Isn't it illogical to wake up CPU 1700 times/sec (with 2000/sec is a max value achieved on my CPU) to try to balance load caused by two threads, when both are designed to eat 100% of core running on?

In my opinion load balancer should be disabled od throttled way down when cores load is above specified treshold.

Comment 9 Matthew Garrett 2011-02-28 23:34:33 UTC
No, the timeslice is 1ms. You'll enter the scheduler 1000 times a second per CPU assuming a fully loaded system. If your CPU is busy then wakeups cost you nothing.

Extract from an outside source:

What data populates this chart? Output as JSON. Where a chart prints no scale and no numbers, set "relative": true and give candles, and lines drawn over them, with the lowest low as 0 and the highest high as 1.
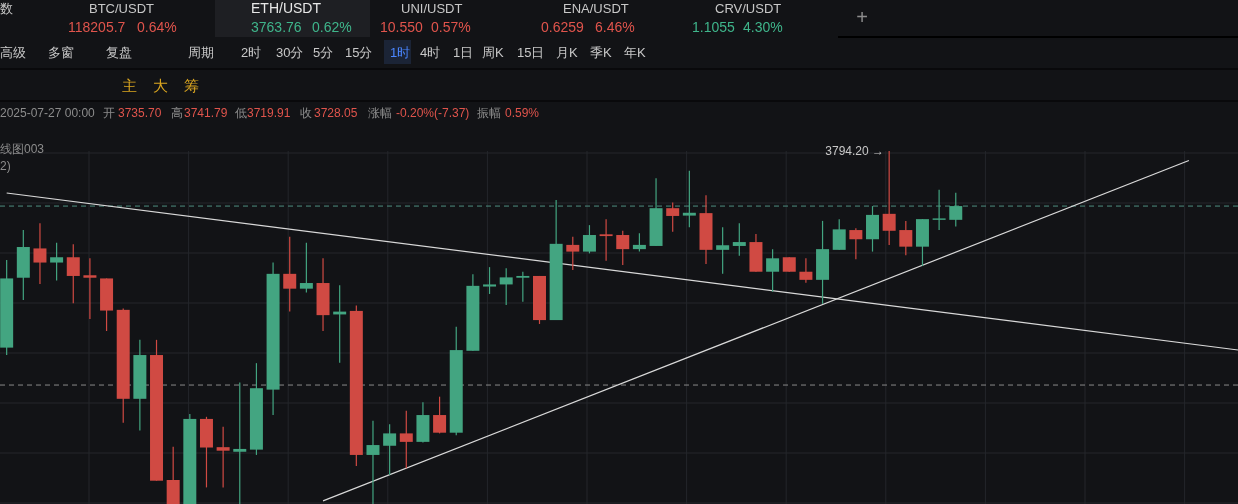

Comment 10 Krzysztof "Uosiu" Hajdamowicz 2011-02-28 23:50:14 UTC
Maybe costs me nothing, naybe not- a fact is that due to additional CPU work CPU is warmer and I can't pass through 5h on battery barrier whatever I do or I don't.
When kernel hadn't mentioned bug/feature this score was easy to achieve.

Comment 11 Matthew Garrett 2011-03-01 00:17:34 UTC
You're seeing far more userspace wakeups than you were before, which would explain a lot of that.